As Harry Stein quipped over a decade ago, one of the moments when he "Accidentally Joined the Vast Right-Wing Conspiracy (and Found Inner Peace)," was when "Someone's going on about how fantastic San Francisco is, and it suddenly hits you that's one place on earth you never want to live." Of course, given that the city perennially ranks last in terms of families, that's now a bipartisan consensus.

So much of what's wrong with the city is inadvertently summed up in an article in the Sacramento Bee, titled "SF to unleash puppies-for-panhandlers program." What could possibly go wrong?

San Francisco hopes a cold nose and a warm heart will help end the problem of panhandling.

In what could be the first program of its kind in the nation, the city beginning in August will offer panhandlers up to $75 a week to stop begging and foster puppies from the city animal shelter until the pups are ready for adoption.

The pilot program, called Wonderful Opportunities for Occupants and Fidos, or WOOF, is intended to meet panhandlers' need for income while helping more animals avoid being euthanized.

"You can make it difficult for people to panhandle, but ultimately they're just going to go do it somewhere else," Bevan Dufty, the mayor's point person on homelessness, told the San Francisco Chronicle. "Why not try to meet their needs for income in a way that helps the city and its animals?"

Yes, you can make it difficult for people to panhandle -- and if you do make it sufficiently difficult for them, they'll beg somewhere else -- outside of your city.
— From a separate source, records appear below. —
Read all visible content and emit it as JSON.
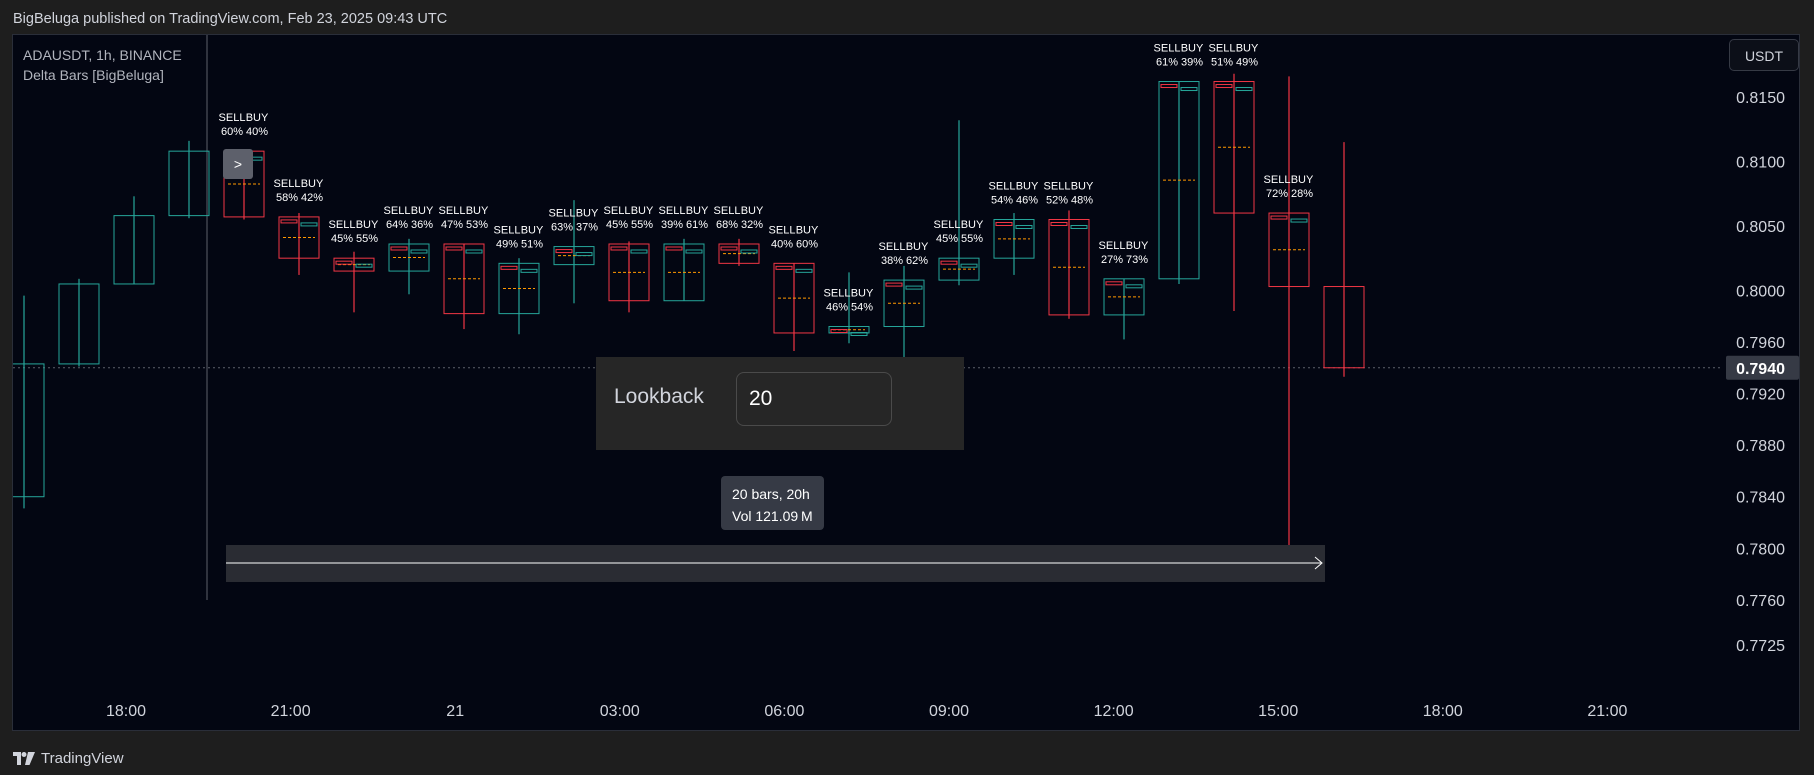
{
  "header": {
    "publish_text": "BigBeluga published on TradingView.com, Feb 23, 2025 09:43 UTC"
  },
  "legend": {
    "symbol_line": "ADAUSDT, 1h, BINANCE",
    "indicator_line": "Delta Bars [BigBeluga]"
  },
  "currency_button": "USDT",
  "lookback": {
    "label": "Lookback",
    "value": "20"
  },
  "measure_tooltip": {
    "line1": "20 bars, 20h",
    "line2": "Vol 121.09 M"
  },
  "footer": {
    "brand_name": "TradingView",
    "icon": "tradingview-logo-icon"
  },
  "colors": {
    "background": "#030612",
    "bull": "#26a69a",
    "bear": "#f23645",
    "delta_line": "#ff9800",
    "text": "#d1d4dc",
    "price_label_bg": "#363a45"
  },
  "chart_data": {
    "type": "candlestick",
    "symbol": "ADAUSDT",
    "interval": "1h",
    "exchange": "BINANCE",
    "x_ticks": [
      "18:00",
      "21:00",
      "21",
      "03:00",
      "06:00",
      "09:00",
      "12:00",
      "15:00",
      "18:00",
      "21:00"
    ],
    "y_ticks": [
      "0.8150",
      "0.8100",
      "0.8050",
      "0.8000",
      "0.7960",
      "0.7920",
      "0.7880",
      "0.7840",
      "0.7800",
      "0.7760",
      "0.7725"
    ],
    "current_price": "0.7940",
    "ylim": [
      0.7708,
      0.8195
    ],
    "grid": false,
    "candles": [
      {
        "t": "17:00",
        "o": 0.784,
        "h": 0.7996,
        "l": 0.7831,
        "c": 0.7943
      },
      {
        "t": "18:00",
        "o": 0.7943,
        "h": 0.8009,
        "l": 0.7941,
        "c": 0.8005
      },
      {
        "t": "19:00",
        "o": 0.8005,
        "h": 0.8073,
        "l": 0.8005,
        "c": 0.8058
      },
      {
        "t": "20:00",
        "o": 0.8058,
        "h": 0.8116,
        "l": 0.8056,
        "c": 0.8108
      },
      {
        "t": "21:00",
        "o": 0.8108,
        "h": 0.8108,
        "l": 0.8055,
        "c": 0.8057,
        "sell": "60%",
        "buy": "40%"
      },
      {
        "t": "22:00",
        "o": 0.8057,
        "h": 0.806,
        "l": 0.8012,
        "c": 0.8025,
        "sell": "58%",
        "buy": "42%"
      },
      {
        "t": "23:00",
        "o": 0.8025,
        "h": 0.803,
        "l": 0.7983,
        "c": 0.8015,
        "sell": "45%",
        "buy": "55%"
      },
      {
        "t": "00:00",
        "o": 0.8015,
        "h": 0.804,
        "l": 0.7997,
        "c": 0.8036,
        "sell": "64%",
        "buy": "36%"
      },
      {
        "t": "01:00",
        "o": 0.8036,
        "h": 0.8036,
        "l": 0.797,
        "c": 0.7982,
        "sell": "47%",
        "buy": "53%"
      },
      {
        "t": "02:00",
        "o": 0.7982,
        "h": 0.8025,
        "l": 0.7966,
        "c": 0.8021,
        "sell": "49%",
        "buy": "51%"
      },
      {
        "t": "03:00",
        "o": 0.802,
        "h": 0.807,
        "l": 0.799,
        "c": 0.8034,
        "sell": "63%",
        "buy": "37%"
      },
      {
        "t": "04:00",
        "o": 0.8036,
        "h": 0.8038,
        "l": 0.7983,
        "c": 0.7992,
        "sell": "45%",
        "buy": "55%"
      },
      {
        "t": "05:00",
        "o": 0.7992,
        "h": 0.804,
        "l": 0.7992,
        "c": 0.8036,
        "sell": "39%",
        "buy": "61%"
      },
      {
        "t": "06:00",
        "o": 0.8036,
        "h": 0.804,
        "l": 0.8019,
        "c": 0.8021,
        "sell": "68%",
        "buy": "32%"
      },
      {
        "t": "07:00",
        "o": 0.8021,
        "h": 0.8021,
        "l": 0.7953,
        "c": 0.7967,
        "sell": "40%",
        "buy": "60%"
      },
      {
        "t": "08:00",
        "o": 0.7967,
        "h": 0.8014,
        "l": 0.7959,
        "c": 0.7972,
        "sell": "46%",
        "buy": "54%"
      },
      {
        "t": "09:00",
        "o": 0.7972,
        "h": 0.8019,
        "l": 0.7944,
        "c": 0.8008,
        "sell": "38%",
        "buy": "62%"
      },
      {
        "t": "10:00",
        "o": 0.8008,
        "h": 0.8132,
        "l": 0.8004,
        "c": 0.8025,
        "sell": "45%",
        "buy": "55%"
      },
      {
        "t": "11:00",
        "o": 0.8025,
        "h": 0.806,
        "l": 0.8012,
        "c": 0.8055,
        "sell": "54%",
        "buy": "46%"
      },
      {
        "t": "12:00",
        "o": 0.8055,
        "h": 0.8062,
        "l": 0.7978,
        "c": 0.7981,
        "sell": "52%",
        "buy": "48%"
      },
      {
        "t": "13:00",
        "o": 0.7981,
        "h": 0.8009,
        "l": 0.7962,
        "c": 0.8009,
        "sell": "27%",
        "buy": "73%"
      },
      {
        "t": "14:00",
        "o": 0.8009,
        "h": 0.8162,
        "l": 0.8005,
        "c": 0.8162,
        "sell": "61%",
        "buy": "39%"
      },
      {
        "t": "15:00",
        "o": 0.8162,
        "h": 0.8168,
        "l": 0.7984,
        "c": 0.806,
        "sell": "51%",
        "buy": "49%"
      },
      {
        "t": "16:00",
        "o": 0.806,
        "h": 0.8166,
        "l": 0.7794,
        "c": 0.8003,
        "sell": "72%",
        "buy": "28%"
      },
      {
        "t": "17:00",
        "o": 0.8003,
        "h": 0.8115,
        "l": 0.7933,
        "c": 0.794
      }
    ]
  }
}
And that way, you'll have less headlines such as this: "Aggressive Panhandlers Blamed for San Francisco's Slipping Tourism Ranking." (See also: Rudy Giuliani and New York's squeegee men.) It's also a classic Fox Butterfield moment, which author and Boston talk radio host Michael Graham once defined as:

It's what happens when someone on the Left makes a statement that is laughably ludicrous on its face, yet it reveals what the speaker truly believes — no matter how dumb.

"The Butterfield Effect" is named in honor of ace New York Times crime reporter Fox Butterfield, the intrepid analyst responsible for such brilliantly headlined stories as "More Inmates, Despite Drop In Crime," and "Number in Prison Grows Despite Crime Reduction," not to mention the poetic 1997 header, "Crime Keeps on Falling, but Prisons Keep on Filling."

Back in 2009, we spotted a similar Fox Butterfield moment in the San Francisco Weekly, with this quote, which neatly dovetails with the one above:

“Despite its spending more money per capita on homelessness than any comparable city, [San Francisco's] homeless problem is worse than any comparable city’s.”

Still though, at least the SF Weekly managed to pull out from that mental nosedive to admit, “It’s time to face facts: San Francisco is spectacularly mismanaged and arguably the worst-run big city in America.” And with articles such as the above, don't look for improvement in that department, until...well, ever.

Found via Kate McMillan of Small Dead Animals, as part of her ongoing "O, Sweet Saint Of San Andreas Hear my prayer" series of posts. Also at SDA is a link to this rather related article, "America's Friendliest Places for Starting a Business," in which Forbes grades all 57 American states from A to F. Two guesses as to which state received the latter grade. (San Francisco actually fared better than California in the same article -- they only received a D+ from Forbes. Maybe the puppies swayed them.